Amateur photographer. Did a tiny bit of HTML back when I had a blog. Learned programming, but that was back around 1980, when the Apple II was a new invention, Windows didn't exist and floppy disk drives were new and still too expensive (the hard drive didn't exist yet for consumer computers). I worked on TRS-80 Model I back then, programming in BASIC. The computer had a whopping 16 KILOBYTES of RAM, and used a dictaphone-style 1970s-era cassette tape player to save programs on high-bias audio tape - it actually saved it in sounds recorded to the tape, which were later played back into the computer through a headphone jack for reloading. A 16kb program took 30 MINUTES to load. I think my analog watch is faster and has more memory...
Funny thing: I once got a program called "Frightful Flight". Back then, "getting a program" was buying a magazine with printed BASIC commands and retyping them manually into the computer, praying all the while that you didn't create any syntax errors. As I typed, I realized that the program commands made absolutely no sense at all - there was no way on earth this thing could run or do anything on the "TRaSh-80". I finished typing up the program, saved it to tape, then checked the next instruction in the magazine: disconnect the cables linking the tape deck to the computer and press Play. Now I knew this thing was insane. I expected nothing but hissing garbage and high-frequency noise.
Imagine my surprise when I heard a crudely digitized, high-pitched and slightly sped-up version of "Flight of the Bumblebee"!

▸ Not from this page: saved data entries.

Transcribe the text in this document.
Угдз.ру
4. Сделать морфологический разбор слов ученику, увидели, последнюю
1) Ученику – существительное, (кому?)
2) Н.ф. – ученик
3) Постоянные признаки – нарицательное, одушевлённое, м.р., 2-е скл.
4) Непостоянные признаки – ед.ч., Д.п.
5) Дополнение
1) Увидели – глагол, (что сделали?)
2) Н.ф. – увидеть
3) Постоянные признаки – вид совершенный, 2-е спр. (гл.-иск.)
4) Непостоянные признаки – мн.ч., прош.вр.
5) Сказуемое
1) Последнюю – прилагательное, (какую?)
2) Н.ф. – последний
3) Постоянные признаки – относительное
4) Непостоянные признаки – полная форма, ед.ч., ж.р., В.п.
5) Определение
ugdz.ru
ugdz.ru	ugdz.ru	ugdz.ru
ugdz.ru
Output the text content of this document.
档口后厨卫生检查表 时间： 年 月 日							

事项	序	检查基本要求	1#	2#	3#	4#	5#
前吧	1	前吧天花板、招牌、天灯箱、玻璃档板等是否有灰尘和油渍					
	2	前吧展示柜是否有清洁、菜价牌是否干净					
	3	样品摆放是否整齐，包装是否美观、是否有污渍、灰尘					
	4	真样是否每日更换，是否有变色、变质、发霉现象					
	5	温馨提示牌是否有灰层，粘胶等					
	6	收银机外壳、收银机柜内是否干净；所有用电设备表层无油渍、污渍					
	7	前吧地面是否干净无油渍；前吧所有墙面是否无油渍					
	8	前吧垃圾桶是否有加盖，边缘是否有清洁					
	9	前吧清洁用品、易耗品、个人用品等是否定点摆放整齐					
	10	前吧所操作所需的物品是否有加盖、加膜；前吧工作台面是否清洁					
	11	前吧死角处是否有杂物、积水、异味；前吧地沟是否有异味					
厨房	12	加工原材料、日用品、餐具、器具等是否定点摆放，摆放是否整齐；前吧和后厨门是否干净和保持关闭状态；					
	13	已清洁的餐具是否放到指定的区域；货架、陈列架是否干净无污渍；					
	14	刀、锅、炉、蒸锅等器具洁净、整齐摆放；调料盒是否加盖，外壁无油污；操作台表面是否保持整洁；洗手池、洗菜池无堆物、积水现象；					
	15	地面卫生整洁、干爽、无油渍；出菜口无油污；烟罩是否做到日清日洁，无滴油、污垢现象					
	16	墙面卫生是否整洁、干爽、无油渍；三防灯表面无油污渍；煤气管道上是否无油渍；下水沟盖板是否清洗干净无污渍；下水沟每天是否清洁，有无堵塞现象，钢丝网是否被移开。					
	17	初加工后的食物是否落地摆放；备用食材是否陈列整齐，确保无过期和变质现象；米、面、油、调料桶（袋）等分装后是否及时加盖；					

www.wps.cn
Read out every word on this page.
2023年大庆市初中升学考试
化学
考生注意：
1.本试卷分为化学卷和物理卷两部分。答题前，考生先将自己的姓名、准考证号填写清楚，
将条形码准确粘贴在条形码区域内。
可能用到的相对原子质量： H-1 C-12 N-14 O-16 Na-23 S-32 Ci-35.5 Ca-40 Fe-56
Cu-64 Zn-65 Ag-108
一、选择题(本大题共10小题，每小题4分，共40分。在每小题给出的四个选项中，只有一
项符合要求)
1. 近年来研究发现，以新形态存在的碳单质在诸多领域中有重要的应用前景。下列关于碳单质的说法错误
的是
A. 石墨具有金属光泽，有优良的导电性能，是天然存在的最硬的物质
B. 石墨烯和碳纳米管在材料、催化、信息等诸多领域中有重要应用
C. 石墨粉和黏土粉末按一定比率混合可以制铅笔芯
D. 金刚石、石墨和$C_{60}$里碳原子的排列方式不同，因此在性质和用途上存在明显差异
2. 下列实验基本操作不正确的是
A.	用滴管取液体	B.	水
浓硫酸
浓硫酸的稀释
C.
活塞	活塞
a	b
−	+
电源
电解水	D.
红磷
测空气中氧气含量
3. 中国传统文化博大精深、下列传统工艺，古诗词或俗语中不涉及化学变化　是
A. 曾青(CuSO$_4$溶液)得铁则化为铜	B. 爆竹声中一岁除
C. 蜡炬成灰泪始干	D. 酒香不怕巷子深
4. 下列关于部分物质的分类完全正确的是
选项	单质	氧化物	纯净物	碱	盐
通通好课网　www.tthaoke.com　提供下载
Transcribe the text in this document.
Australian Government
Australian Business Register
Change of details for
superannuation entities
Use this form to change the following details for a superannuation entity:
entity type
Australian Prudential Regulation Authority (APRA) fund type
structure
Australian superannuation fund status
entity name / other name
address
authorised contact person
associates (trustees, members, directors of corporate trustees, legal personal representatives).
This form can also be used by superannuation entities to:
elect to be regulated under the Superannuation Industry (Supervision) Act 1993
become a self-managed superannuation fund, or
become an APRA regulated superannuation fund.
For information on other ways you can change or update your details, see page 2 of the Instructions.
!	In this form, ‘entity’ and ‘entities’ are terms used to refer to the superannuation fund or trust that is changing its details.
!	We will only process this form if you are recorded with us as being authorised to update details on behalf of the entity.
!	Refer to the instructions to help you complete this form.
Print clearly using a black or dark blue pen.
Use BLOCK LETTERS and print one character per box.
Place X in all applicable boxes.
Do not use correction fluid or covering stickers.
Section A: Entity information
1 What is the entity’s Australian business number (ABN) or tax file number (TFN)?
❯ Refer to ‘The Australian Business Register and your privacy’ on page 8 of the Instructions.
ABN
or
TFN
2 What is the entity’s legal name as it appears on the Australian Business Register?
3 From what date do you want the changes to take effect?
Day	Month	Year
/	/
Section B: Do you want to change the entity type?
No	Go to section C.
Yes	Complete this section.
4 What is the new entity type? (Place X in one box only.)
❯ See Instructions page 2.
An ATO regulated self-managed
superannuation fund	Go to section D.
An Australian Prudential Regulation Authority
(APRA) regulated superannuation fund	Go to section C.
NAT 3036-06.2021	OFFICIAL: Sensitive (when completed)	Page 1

Some programmer with a lot of time. no life and some musical experience figured out that certain commands when saved to tape created certain frequencies, found ways to alter the duration of the frequencies and matched the pitches as close to a musical scale as could be achieved, and actually programmed what had to have been one of the first (if not THE first) real digital sound recordings! It was a hack of epic proportions!